There has been no serious attempt to explain the rule changes under SB 1 to the vast majority of voters.

In one instance, Kenneth Thompson, a 95-year-old World War II veteran, saw his ballot application rejected twice because he did not include the correct identification information. It was not until he inquired with local election officials directly that he was informed of the proper procedure.

In an interview with KPRC-TV, Thompson said, “There’s gonna be a lot of people not gonna vote. If I hadn’t have called in about mine, people wouldn’t have known.”

That, of course, was the purpose of the law: to disenfranchise working class and poor voters, particularly in urban centers, such as Houston and Dallas.

For Thompson and many others, the process was made especially difficult by the fact that Texas does not allow online voter registration. This means that absentee voters must jump through hoops to amend their registration information.

These barriers have been compounded by a breakdown in communication between local election officials and state administrators. Across the state, local officials were unaware that the Texas Secretary of State’s office had been working to update its records with the driver’s licenses and Social Security numbers of voters in the state’s database. Election officials were also unaware that the state’s database would not automatically sync with their local records.
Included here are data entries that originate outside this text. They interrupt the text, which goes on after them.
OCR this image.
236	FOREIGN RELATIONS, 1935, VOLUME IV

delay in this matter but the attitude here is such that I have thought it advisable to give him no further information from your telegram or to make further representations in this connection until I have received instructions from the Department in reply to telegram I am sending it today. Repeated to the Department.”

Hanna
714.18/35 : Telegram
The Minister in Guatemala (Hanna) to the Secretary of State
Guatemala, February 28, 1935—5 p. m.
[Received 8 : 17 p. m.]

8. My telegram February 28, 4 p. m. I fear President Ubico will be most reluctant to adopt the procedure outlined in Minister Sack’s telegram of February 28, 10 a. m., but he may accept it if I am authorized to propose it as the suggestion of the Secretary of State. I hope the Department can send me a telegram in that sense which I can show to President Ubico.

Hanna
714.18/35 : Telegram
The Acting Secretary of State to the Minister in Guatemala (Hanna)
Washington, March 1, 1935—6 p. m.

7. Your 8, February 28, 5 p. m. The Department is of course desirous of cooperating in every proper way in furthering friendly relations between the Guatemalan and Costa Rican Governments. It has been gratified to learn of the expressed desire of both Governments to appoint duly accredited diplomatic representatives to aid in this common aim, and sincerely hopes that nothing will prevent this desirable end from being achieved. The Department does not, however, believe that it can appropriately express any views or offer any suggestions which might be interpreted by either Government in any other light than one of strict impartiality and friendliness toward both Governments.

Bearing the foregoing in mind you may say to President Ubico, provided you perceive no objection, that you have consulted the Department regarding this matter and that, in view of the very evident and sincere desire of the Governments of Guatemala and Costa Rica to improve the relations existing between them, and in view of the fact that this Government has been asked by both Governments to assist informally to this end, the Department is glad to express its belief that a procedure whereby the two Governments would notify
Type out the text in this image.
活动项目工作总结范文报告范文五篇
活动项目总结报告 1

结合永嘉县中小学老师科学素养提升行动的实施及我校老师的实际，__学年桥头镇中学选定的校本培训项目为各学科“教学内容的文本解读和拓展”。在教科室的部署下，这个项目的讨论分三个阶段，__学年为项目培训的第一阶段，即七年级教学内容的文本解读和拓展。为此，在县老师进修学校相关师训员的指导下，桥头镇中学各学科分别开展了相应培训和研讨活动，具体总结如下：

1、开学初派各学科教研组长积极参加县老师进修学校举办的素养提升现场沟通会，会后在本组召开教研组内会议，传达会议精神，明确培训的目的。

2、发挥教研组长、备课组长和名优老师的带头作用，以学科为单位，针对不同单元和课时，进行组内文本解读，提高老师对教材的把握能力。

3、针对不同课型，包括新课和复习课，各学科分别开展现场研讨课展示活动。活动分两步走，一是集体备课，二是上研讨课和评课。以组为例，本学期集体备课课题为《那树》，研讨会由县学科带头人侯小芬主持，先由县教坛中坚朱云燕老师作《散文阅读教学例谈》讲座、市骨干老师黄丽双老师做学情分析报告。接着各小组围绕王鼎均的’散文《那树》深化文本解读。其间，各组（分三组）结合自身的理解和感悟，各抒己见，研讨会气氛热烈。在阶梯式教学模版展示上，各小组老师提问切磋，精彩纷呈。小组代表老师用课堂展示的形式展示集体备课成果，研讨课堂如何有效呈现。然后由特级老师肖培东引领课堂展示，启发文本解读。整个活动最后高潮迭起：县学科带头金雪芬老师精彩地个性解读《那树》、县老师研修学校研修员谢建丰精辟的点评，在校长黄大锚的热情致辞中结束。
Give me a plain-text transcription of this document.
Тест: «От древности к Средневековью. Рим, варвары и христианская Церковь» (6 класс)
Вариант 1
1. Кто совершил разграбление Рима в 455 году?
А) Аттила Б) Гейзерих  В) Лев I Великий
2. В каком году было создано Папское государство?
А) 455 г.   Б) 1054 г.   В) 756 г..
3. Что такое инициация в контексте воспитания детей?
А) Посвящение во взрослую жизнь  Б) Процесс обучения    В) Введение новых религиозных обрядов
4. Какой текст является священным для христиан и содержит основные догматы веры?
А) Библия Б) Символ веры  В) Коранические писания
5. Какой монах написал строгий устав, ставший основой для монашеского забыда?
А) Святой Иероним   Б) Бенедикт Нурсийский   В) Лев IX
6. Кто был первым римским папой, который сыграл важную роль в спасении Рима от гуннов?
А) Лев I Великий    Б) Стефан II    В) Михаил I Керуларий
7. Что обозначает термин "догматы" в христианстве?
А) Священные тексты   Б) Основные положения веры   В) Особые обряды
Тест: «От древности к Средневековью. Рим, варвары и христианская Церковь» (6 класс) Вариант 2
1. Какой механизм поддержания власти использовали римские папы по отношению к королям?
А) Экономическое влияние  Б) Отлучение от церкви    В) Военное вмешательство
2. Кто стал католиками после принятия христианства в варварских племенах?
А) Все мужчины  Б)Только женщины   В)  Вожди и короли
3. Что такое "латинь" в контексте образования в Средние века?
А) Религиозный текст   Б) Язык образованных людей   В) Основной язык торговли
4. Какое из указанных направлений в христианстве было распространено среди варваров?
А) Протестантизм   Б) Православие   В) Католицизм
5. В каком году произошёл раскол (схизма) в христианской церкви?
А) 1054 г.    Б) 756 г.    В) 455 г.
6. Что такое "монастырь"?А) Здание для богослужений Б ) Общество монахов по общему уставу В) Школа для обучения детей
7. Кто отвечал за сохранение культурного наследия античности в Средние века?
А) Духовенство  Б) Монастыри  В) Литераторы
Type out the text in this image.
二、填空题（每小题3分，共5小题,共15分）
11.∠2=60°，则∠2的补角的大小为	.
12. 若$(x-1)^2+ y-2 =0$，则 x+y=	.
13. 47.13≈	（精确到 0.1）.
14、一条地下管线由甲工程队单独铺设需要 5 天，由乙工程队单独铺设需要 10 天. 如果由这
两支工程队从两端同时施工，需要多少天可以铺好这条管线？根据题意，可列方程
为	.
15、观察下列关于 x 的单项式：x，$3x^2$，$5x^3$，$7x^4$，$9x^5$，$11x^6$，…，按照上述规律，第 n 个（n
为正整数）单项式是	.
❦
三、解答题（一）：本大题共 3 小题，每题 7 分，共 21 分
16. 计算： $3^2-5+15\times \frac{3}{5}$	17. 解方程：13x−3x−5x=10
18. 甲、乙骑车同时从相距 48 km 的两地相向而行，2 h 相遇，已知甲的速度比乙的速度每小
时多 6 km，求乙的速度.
Voters are allowed to correct rejected ballots, but they must be returned correctly by Election Day in order for them to be counted. This is counter to more standard absentee ballot rules, which simply require the ballot to be postmarked by Election Day.

The upcoming March 1 primary includes the races for governor and six other statewide offices, along with contests for state legislative and congressional seats and other local positions. Primary elections in Texas historically have low turnouts, typically between 17 and 25 percent of registered voters. This ensures that the vast majority of people will not undertake to correct their registration and ballot information if required.

The Republican Party has been enabled in its attack on the right to vote by the Biden administration and the Democrats, who have capitulated to what Biden himself, in a speech last July, called “the most significant test of our democracy since the Civil War.”

More fearful of a mass movement of working class opposition from below than the threat of fascist dictatorship, Biden has repeatedly pleaded for unity with “colleagues” who continue to seek the overthrow of the Constitution and imposition of a fascist-type dictatorship. Just two weeks ago, the Republican National Committee declared the violent siege of the U.S. Capitol a “legitimate form of political discourse.”

When SB 1 was brought to a vote last year, Texas Democrats walked out of the State House to prevent a quorum and block passage of the bill. They fled to Washington D.C., where they groveled before the White House and congressional Democrats, begging for federal intervention. This political stunt collapsed when a sufficient number of Texas Democrats returned to the state legislature to allow the vote to proceed without a fight.

While Democratic politicians attempted to portray the Texas Democrats’ act of political theater as a heroic struggle for civil rights, praising them as “freedom fighters,” Biden refused to even meet with their delegation. He made clear that his top priority was passage of the corporate-backed bipartisan infrastructure bill, which funnels over a trillion dollars to private corporations. Conducting a real fight in defense of the right to vote took a back seat to securing the needed Republican votes for yet another corporate boondoggle.

Despite holding the White House, the House of Representatives and the Senate, the Democratic Party failed to secure passage of federal legislation that would to some extent counter the legislative attack on voting rights by Trump and the Republicans. Last month, the Democrats’ pretend fight on voting rights came to its predictable and ignominious end when right-wing Democratic senators Joe Manchin and Kyrsten Sinema voted with the Republicans to uphold the filibuster rule, which effectively requires a 60-vote super-majority to pass legislation.